Ronan (Ronan), Wednesday, 6 April 2005 17:42 (twenty-one years ago)

OK, I back off making it sound like it had nothing to do with the actual music purveyors. But still, hatred knows no bounds. If you hate a artist/genre, the fanatical, loving devotion of its fans is just as apt to set you off. (i.e. and on the other side of the coin: DMB, Christian rock, Radiohead, U2)

Somewhere there was a thread devoted to the gays and Lacanian principles of being unable to accept other people's happiness and reacting with revulsion. The fact that most disco music seemed to be conveying a message of utopian happiness (a bliss that our Lacanian test cases would have been locked out of) is what, I think, has me looking beyond Geir's equally "blatantly false" reduction of this phenomenon of hatred as being a reaction against "too simple" beats.

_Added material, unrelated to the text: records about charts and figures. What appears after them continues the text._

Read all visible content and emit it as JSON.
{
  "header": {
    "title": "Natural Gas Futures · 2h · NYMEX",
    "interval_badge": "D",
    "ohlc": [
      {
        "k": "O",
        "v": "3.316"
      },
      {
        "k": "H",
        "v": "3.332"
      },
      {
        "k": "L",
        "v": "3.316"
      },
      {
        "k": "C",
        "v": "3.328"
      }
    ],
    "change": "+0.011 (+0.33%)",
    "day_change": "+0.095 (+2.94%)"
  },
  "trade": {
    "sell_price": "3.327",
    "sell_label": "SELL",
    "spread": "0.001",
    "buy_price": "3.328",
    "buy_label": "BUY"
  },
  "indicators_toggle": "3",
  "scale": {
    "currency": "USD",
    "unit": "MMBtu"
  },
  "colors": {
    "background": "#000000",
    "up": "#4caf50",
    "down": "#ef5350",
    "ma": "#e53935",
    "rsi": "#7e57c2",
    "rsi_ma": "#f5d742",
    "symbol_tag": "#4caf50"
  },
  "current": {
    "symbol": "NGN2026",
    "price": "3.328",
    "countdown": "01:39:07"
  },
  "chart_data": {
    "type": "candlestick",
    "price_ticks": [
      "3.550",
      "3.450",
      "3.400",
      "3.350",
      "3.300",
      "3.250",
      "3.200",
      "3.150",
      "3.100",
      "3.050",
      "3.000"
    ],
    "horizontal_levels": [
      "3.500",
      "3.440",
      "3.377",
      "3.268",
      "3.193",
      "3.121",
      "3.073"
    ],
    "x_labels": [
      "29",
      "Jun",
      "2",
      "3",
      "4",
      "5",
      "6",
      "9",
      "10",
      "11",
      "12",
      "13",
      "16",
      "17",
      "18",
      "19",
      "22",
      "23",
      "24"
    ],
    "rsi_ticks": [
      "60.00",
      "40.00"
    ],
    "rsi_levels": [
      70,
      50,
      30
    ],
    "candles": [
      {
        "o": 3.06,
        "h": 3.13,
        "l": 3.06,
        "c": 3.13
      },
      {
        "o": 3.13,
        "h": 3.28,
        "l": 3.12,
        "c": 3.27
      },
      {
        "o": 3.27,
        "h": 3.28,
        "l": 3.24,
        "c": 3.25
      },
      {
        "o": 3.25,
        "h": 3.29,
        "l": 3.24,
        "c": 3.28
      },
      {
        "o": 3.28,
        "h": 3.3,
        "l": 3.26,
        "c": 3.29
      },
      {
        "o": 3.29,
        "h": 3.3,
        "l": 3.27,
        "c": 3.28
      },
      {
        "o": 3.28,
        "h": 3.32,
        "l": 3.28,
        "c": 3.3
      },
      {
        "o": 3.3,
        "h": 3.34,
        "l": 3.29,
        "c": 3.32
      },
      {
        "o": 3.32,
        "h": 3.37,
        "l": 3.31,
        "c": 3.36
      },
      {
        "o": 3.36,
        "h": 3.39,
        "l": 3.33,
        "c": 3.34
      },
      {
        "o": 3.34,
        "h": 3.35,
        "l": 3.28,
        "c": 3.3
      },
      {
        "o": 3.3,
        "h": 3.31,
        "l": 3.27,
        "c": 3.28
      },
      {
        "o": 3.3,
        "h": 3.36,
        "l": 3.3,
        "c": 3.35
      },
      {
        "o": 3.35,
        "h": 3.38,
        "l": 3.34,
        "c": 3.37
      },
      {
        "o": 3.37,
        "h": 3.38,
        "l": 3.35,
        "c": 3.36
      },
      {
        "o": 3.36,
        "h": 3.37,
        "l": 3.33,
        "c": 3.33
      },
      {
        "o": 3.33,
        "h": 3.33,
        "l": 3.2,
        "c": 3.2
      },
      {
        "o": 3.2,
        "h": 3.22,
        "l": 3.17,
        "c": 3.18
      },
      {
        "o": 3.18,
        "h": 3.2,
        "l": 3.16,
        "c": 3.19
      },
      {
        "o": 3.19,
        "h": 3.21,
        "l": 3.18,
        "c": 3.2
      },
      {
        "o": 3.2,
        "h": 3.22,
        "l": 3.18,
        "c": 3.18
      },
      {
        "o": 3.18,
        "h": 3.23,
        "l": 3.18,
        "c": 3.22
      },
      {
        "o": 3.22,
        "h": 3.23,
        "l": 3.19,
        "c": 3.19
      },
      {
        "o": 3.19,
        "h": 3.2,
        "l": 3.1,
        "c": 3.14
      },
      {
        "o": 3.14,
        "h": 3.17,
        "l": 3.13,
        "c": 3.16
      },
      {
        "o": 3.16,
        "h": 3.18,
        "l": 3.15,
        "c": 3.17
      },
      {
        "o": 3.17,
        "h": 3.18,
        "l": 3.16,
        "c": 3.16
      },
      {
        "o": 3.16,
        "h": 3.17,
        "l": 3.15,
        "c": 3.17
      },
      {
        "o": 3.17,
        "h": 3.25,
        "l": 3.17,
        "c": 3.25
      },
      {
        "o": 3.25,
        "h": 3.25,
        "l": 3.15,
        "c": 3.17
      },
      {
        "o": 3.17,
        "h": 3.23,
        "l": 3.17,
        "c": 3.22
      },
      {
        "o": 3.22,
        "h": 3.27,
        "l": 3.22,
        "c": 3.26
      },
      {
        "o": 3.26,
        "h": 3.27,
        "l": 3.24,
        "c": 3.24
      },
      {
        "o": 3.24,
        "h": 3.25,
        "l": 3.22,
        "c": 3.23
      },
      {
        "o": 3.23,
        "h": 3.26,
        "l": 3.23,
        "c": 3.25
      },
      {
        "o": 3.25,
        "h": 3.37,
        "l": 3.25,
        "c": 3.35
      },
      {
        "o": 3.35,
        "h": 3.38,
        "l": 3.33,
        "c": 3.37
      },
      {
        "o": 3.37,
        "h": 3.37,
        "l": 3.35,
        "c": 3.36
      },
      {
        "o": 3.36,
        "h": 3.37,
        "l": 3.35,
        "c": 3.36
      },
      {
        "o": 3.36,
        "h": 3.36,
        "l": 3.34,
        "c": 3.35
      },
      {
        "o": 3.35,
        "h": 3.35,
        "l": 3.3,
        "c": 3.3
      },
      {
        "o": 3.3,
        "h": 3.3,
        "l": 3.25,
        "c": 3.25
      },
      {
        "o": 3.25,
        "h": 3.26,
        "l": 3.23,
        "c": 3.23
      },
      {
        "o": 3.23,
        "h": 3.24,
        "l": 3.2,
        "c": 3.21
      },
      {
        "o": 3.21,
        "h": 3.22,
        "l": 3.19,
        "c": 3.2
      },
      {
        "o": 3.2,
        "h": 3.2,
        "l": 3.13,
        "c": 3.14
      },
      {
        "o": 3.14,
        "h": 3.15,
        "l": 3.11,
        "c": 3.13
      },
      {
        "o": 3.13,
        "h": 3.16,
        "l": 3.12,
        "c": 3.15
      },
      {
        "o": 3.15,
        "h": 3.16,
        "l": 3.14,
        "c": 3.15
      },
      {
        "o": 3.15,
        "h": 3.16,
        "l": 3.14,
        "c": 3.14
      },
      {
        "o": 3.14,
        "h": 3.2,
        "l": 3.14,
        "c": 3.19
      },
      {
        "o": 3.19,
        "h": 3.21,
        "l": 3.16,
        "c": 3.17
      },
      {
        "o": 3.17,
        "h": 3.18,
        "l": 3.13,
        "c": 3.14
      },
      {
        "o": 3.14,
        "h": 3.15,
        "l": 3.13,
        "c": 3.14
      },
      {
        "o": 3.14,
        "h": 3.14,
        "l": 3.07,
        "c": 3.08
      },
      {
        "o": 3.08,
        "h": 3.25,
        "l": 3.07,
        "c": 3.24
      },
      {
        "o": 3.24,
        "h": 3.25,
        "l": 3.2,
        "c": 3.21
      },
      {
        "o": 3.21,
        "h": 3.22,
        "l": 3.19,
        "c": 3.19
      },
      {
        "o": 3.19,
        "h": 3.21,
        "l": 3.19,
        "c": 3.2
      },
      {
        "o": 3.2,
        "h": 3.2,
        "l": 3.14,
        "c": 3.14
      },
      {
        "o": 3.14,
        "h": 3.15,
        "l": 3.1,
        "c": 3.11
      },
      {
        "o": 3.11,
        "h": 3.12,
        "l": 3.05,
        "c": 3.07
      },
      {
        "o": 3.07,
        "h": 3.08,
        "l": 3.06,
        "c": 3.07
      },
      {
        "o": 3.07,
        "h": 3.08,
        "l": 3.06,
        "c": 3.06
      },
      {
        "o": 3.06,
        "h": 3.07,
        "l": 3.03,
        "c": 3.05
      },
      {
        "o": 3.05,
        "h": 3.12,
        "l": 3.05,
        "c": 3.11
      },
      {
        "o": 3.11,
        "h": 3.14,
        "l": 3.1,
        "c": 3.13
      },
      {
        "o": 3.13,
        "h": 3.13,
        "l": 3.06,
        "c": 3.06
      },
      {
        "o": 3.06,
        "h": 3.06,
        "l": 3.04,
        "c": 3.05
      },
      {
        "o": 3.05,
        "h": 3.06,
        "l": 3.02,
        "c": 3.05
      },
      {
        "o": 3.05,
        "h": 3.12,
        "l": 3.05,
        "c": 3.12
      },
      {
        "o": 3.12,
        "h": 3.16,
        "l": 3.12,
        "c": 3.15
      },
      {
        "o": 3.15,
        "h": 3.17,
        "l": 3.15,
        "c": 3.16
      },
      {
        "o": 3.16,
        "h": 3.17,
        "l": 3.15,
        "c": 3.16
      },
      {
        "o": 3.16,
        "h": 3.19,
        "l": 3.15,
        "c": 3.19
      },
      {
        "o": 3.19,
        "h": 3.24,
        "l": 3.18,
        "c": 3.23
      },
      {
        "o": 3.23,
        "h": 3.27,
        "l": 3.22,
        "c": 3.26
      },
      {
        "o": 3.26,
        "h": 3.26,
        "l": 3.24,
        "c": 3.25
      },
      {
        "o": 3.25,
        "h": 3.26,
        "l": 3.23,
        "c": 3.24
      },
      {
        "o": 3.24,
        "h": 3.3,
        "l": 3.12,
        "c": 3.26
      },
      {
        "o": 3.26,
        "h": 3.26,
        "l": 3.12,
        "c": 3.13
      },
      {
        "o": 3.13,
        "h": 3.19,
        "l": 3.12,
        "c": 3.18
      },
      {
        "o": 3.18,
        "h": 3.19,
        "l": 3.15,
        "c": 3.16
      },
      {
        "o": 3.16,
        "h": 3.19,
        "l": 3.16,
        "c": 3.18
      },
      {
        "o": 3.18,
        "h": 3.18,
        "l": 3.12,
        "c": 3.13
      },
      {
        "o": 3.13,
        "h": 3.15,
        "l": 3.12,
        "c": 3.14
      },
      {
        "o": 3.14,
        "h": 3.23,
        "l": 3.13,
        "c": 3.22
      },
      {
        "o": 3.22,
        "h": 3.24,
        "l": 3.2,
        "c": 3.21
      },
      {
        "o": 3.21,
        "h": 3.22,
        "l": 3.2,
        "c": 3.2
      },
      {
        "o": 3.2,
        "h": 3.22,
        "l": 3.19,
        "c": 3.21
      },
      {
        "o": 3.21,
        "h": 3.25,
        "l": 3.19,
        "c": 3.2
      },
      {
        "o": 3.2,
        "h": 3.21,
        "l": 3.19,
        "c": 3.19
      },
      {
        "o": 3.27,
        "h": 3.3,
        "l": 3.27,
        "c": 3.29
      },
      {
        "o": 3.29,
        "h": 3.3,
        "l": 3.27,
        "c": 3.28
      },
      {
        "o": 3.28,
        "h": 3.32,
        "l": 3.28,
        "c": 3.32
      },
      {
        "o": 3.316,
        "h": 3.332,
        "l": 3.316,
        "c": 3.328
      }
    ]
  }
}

Plus, anti-disco cretins dreaded the extended dance 12" because it mocked their inability to get it up for more than three minutes thirty seconds.

Eric H. (Eric H.), Wednesday, 6 April 2005 17:44 (twenty-one years ago)

Not the prog-rock ones! They'd been keeping it up for 12 minutes on end for years. (And it's no mistake that lots of Eurodisco acts remade "Ina-gadda-da-vida." Disco was *inspired* by psychedelic rock. In the sci-fi department too, actually. Which makes me wonder -- were Sprinsteen fans, say, more likely to be disco-sucksters than Rush or Pink Floyd fans? I have no idea, but that might actually make sense.)